An objection raised for the argumentative ground is when a lawyer is essentially not asking a question but is rather pleading the law or legal aspects of the case.
In such a case, it’s reasonable to raise an objection based on argumentative grounds to avoid having the lawyer make legal arguments but rather have him or her ask questions intended to gather facts from the witness.
Objection: Calls for speculation
When an objection is raised on the basis of speculation, you’re typically confronted with a scenario when a witness is testifying on a topic that he or she does not have first-hand knowledge of.
The witness is relying on what someone else thought or may have done.
Objection: Opinion and not a fact
A witness may answer a question by stating a personal opinion instead of answer the question.
If an answer does not relate a fact, then an objection a be raised against the opinion of the witness.
A non-responsive objection is when a question was asked to the witness but he or she said something but did not answer the question.
The purpose of this objection is to avoid having the witness speak on a point beyond the scope of the question and introduce unwanted factual elements into the case.
Objection: Asked and answered
The “asked and answered’ objection is pretty self-explanatory.
The question was already asked and the witness has already answered.
The purpose of this objection is to avoid turning in circles and wasting everyone’s time in court or come back on a topic we do not want to open again.
Objection: Rule of “best evidence”
The objection on the “best evidence” rule is when a person is asked to testify on a point when there is better evidence available.
For example, a contract may be filed as evidence to establish the content of the agreement between the parties.
During trial, the lawyer asks questions in order to get the witness to testify as to the content of the contract.
The rule of best evidence says that a contract is better evidence to prove its content than through a witness.
An objection based on the “compound” argument is the lawyer’s question is not one question but many questions posed as one.
The purpose of the objection is to avoid confusing the witness or to have the lawyer clarify what is the actual question.
Objection: Leading question
A leading question is when the lawyer is asking a question in such a way as to suggest the answer to the witness.
A lawyer producing a witness is generally not allowed to ask leading questions.
However, during cross-examination, the opposing counsel may ask leading questions to the witness to attack the credibility of the person or other aspects of their testimony.
This objection is therefore not available in cross-examination.
Frequently Asked Questions on Object in Court
What does it mean to object in trial?
When we say “objection” or “to object”, we are referring to the process whereby a lawyer or a party to a legal case objects to allow the opposing party to ask a witness a specific question.
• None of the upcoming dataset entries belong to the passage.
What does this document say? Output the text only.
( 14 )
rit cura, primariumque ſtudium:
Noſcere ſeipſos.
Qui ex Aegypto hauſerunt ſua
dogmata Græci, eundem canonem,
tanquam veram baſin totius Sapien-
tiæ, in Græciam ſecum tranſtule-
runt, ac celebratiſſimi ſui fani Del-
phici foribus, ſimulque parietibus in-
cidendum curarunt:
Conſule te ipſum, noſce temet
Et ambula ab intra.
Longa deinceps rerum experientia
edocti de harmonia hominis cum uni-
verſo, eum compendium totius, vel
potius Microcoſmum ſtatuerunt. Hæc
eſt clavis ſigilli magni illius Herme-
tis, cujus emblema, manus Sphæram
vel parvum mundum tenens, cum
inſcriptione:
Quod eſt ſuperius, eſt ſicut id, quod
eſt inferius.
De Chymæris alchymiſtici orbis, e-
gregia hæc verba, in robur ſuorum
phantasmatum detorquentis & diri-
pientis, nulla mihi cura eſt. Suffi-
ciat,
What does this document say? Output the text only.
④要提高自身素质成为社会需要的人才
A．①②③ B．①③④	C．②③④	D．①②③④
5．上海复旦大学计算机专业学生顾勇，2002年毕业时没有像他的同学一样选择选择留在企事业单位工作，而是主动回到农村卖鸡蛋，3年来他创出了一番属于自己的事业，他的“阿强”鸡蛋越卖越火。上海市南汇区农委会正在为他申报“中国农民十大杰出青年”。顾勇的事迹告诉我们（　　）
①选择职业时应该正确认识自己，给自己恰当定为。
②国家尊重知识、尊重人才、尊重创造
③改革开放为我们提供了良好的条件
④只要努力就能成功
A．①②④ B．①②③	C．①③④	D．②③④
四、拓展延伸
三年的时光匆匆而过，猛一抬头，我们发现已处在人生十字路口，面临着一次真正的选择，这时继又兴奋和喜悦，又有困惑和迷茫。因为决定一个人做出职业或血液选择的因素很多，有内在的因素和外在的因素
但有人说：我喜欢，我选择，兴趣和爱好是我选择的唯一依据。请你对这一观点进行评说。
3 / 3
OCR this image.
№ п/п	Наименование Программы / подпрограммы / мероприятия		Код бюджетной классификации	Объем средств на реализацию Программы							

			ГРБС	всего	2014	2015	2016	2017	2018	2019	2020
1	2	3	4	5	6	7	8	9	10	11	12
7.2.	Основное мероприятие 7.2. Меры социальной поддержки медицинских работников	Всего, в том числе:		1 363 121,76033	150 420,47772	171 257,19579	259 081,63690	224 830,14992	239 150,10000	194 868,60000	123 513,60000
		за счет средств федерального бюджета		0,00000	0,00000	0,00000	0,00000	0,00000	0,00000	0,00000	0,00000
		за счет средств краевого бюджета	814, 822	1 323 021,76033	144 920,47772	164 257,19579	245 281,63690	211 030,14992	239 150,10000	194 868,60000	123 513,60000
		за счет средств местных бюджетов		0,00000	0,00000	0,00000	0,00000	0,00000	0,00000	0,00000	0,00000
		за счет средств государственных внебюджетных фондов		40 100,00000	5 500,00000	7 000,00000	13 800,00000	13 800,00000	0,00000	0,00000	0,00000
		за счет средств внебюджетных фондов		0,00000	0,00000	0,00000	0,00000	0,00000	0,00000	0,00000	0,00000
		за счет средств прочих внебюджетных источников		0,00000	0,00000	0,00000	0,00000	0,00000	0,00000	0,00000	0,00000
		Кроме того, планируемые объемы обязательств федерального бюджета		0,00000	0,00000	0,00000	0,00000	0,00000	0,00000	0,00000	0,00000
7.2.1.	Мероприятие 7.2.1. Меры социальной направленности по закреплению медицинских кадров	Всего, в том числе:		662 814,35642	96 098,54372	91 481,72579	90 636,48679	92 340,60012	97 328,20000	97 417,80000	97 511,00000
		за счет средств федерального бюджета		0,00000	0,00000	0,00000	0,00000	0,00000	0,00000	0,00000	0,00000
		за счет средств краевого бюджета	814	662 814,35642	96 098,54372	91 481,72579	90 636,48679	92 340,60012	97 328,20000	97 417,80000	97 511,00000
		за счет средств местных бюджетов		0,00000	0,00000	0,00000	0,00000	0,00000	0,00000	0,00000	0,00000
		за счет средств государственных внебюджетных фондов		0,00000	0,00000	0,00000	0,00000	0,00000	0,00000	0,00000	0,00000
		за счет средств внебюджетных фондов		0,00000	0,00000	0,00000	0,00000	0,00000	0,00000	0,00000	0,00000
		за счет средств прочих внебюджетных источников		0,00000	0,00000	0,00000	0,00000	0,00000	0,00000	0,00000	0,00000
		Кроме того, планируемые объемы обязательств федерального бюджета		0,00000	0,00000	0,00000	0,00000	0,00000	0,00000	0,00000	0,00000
The objection may be for many reasons. To object is to stop a witness from speaking, prevent the production of evidence or to stop an attorney from asking a question to a witness.
Can a defendant object?
Yes, the defendant has the right to object. The ability to object is available to all parties in a court case. A defendant can object when the plaintiff’s lawyer asks a question in violation of the court rules of procedure, intends to produce evidence that is contested or to the answer of a witness.
Why do they say objection in court?
To raise an objection in court, the lawyers or parties will need to say objection and potentially state the reason why they are objecting. When a party raises an objection, he is signalling to the court that there is conduct that violates the court rules of procedure or evidence and the court is required to ponder on the issue.
Do lawyers actually say objection?
Yes, lawyers actually say “objection” or “I object”. Typically, the party objecting will also stand up to formulate the objection. It is done this way so that the lawyer asking the question or witness answering the question can immediately stop allowing the objecting party to state why they believe a court should maintain their objection.